Steven Spielberg ends E.T. “slimy vs dry” debate: “a little moist,” never slimy
The director finally weighs in on the viral touch-test question, and he draws a hard line between moist and slimy.

Steven Spielberg, appearing as a guest on The New York Times podcast The Daily, said E.T. was “a little moist but never slimy,” and only got “dry when he got sick.” The verdict matters to media executives because it turns an internet obsession into a clean, quotable canon moment tied to the original 1982 film.
Steven Spielberg finally answered the viral question everyone pretends they never discuss: was E.T. “slimy” or “dry”? On The New York Times podcast The Daily, the director said he had “never been asked” that exact thing before, then delivered a definitive verdict that is weirdly satisfying in its precision. His line: “E.T. was a little moist but never slimy,” and he was “only dry when he got sick.”
So yes, the internet debate has a winner. Spielberg’s answer splits the difference in a way that also explains the mythology. He even contrasted E.T. with a creature he would label as slimy, citing Ridley Scott’s Alien. “That’s slimy!” he said, adding that E.T. “never had the tendrils of drool,” and that “We didn’t go that far.” In other words, E.T. could feel damp in Spielberg’s framing, but he was never marketed, designed, or characterized as wet, drooly, and gross. It is a canon clarification that turns a meme question into something like brand control for a classic.
If you are an executive who thinks about media as a long game, this matters for two reasons. First, Spielberg is not just talking about a film prop or a creature texture. He is setting boundaries around how an iconic character should be remembered, with language that is easy to quote. The second-order effect of that is that it can reshape how marketing, press, and even fan commentary talk about E.T. for years. When the filmmaker of record provides a clean rule, the audience stops arguing in muddy categories and starts repeating the rule.
This all lands while Spielberg is still heavily in the zeitgeist for a very different reason: his newest film, Disclosure Day, which is currently “riding high at the global box office.” In that movie, Josh O’Connor plays a whistleblower racing against time to expose a conspiracy by the government to conceal knowledge of extra-terrestrial life having visited Earth. Emily Blunt, Colman Domingo, and Colin Firth are also in the cast. In other words, even when the question is about saliva and skin, Spielberg’s current slate keeps pulling the same lever: public belief, institutional secrecy, and the allure of the extraterrestrial.
NME’s review of Disclosure Day describes it as big, smart, and very satisfying cinema, and specifically notes the presence of “some beautiful emotive moments” alongside “frankly stunning action sequences.” It also mentions that Spielberg devised the original story, then turned it into a script with regular collaborator David Koepp.

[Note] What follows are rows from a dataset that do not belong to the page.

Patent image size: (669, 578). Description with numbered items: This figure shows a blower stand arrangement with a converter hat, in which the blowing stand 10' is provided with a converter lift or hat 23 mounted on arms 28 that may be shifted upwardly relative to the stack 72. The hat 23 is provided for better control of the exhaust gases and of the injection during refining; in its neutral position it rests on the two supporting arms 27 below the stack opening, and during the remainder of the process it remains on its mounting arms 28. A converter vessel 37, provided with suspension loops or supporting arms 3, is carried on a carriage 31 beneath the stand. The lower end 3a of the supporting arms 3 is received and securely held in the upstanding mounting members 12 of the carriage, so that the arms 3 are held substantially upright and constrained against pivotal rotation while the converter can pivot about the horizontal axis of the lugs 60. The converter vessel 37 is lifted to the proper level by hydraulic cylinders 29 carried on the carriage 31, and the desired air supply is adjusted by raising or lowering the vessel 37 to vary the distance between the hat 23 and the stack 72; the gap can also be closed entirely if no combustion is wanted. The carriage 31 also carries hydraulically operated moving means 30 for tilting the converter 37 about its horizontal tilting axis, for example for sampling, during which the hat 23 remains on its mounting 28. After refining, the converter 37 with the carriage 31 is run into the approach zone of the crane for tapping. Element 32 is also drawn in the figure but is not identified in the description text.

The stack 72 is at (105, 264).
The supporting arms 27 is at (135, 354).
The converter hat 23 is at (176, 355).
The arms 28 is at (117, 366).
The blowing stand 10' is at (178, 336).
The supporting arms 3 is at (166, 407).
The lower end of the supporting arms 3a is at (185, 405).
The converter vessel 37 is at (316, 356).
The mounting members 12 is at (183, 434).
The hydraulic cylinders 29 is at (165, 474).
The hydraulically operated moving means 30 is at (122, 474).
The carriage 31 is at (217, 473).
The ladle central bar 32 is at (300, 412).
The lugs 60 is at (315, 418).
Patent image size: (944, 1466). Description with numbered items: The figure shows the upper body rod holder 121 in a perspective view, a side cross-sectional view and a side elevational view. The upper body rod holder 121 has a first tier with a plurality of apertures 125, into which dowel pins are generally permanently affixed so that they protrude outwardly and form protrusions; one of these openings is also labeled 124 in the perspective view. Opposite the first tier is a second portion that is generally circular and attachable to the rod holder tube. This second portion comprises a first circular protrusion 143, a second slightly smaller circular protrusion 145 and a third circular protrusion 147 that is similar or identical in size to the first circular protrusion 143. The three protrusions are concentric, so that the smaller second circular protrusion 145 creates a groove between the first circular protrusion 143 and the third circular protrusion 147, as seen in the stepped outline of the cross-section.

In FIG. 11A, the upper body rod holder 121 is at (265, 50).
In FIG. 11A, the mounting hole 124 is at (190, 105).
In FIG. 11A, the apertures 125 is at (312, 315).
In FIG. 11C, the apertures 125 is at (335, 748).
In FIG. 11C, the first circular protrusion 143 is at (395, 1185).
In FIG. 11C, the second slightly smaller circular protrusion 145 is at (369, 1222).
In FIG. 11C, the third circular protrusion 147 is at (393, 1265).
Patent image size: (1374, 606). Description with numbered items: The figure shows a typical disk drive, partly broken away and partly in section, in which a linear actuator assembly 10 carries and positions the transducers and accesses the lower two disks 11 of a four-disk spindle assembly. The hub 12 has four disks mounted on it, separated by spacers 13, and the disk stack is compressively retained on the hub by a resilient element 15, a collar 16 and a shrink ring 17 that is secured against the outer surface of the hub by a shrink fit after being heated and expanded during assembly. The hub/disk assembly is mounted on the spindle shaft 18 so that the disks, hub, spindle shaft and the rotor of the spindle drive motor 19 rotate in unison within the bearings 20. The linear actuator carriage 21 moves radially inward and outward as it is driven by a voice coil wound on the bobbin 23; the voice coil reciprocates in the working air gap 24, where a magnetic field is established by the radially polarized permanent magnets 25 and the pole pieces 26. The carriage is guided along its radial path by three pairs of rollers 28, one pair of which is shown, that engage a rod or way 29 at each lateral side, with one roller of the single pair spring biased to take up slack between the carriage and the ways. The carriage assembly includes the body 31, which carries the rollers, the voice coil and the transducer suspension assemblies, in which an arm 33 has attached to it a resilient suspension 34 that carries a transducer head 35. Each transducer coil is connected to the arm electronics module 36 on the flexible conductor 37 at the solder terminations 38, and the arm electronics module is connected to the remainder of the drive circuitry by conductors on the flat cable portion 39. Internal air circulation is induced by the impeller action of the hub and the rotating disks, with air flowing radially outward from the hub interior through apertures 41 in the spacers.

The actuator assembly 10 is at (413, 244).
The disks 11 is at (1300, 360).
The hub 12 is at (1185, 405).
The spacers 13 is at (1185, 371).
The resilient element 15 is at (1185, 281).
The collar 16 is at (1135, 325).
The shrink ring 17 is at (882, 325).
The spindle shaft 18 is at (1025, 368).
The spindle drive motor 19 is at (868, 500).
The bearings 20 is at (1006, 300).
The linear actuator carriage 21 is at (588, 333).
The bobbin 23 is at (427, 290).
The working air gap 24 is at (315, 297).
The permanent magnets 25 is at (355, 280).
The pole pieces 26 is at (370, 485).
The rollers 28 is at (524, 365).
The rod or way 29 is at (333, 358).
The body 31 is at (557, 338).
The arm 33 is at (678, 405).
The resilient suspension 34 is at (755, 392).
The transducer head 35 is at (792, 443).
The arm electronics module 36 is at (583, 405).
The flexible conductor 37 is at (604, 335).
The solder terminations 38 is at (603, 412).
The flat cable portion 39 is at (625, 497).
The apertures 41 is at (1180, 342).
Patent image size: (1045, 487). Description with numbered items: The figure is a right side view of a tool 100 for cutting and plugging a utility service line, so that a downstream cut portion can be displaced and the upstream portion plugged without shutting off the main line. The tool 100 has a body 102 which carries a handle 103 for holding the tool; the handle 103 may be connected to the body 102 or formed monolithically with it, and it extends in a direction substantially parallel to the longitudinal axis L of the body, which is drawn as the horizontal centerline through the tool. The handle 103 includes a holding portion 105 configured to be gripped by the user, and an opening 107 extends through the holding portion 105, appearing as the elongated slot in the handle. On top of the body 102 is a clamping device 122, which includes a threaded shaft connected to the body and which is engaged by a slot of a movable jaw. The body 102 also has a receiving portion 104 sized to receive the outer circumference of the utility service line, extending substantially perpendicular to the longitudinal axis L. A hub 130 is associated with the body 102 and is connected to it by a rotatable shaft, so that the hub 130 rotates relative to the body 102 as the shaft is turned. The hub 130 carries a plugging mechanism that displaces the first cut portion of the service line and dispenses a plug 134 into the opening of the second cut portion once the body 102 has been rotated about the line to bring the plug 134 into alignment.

The review flags that “some will balk” at moments in the conclusion that “veer too sentimental,” while others will want a shorter running time. None of that is about E.T. dryness. But it does reinforce a pattern: Spielberg’s work continues to be packaged as emotionally accessible blockbuster storytelling with clear stakes and a strong point of view.
Now zoom out to what makes the E.T. moment particularly interesting for decision-makers: the filmmaker is also on record with sequel thinking. Last year, Spielberg revealed that he flirted with the idea of making an E.T. sequel set in space, situated on the character’s home planet. He cited the novel The Green Planet by E.T. novelisation author William Kotzwinkle. But he concluded the concept “was better as a novel than it would have been as a film.” That is a subtle but important creative constraint. It suggests that even when Spielberg is tempted to expand a universe, he chooses where the medium fits, and he backs away when the story’s strengths might not translate to screen.
Put those threads together and you get a bigger lesson than “moist but not slimy.” E.T. is a 1982 film character who Spielberg directed, and it became a runaway success, reaching a status that held for 11 years: it was the highest-grossing film of all time until Spielberg’s own Jurassic Park surpassed it. When something reaches that level of cultural saturation, audiences treat it like shared folklore. Viral debates pop up because people feel entitled to interpret the lore. Spielberg’s response is, effectively, a lore update. It is not a market strategy memo, but it behaves like one.
Executives and boards should care because the industry is constantly trying to manufacture attention, and attention is now often anchored in weirdly specific fandom questions. When the original creator resolves the question with language that the internet can repeat, you get free distribution of a clean narrative. And because Spielberg is also described as an avowed believer and synonymous with aliens, his comments carry extra weight in how audiences expect the next wave of sci-fi to feel. The strategic stakes are simple: if you manage intellectual property or invest in franchises, you do not just compete for box office. You compete for the story people tell each other when your movie is not in theaters. Spielberg just helped settle what people were telling each other about E.T. physicality. In a world where engagement is often emotional and symbolic, that kind of clarity can be surprisingly powerful.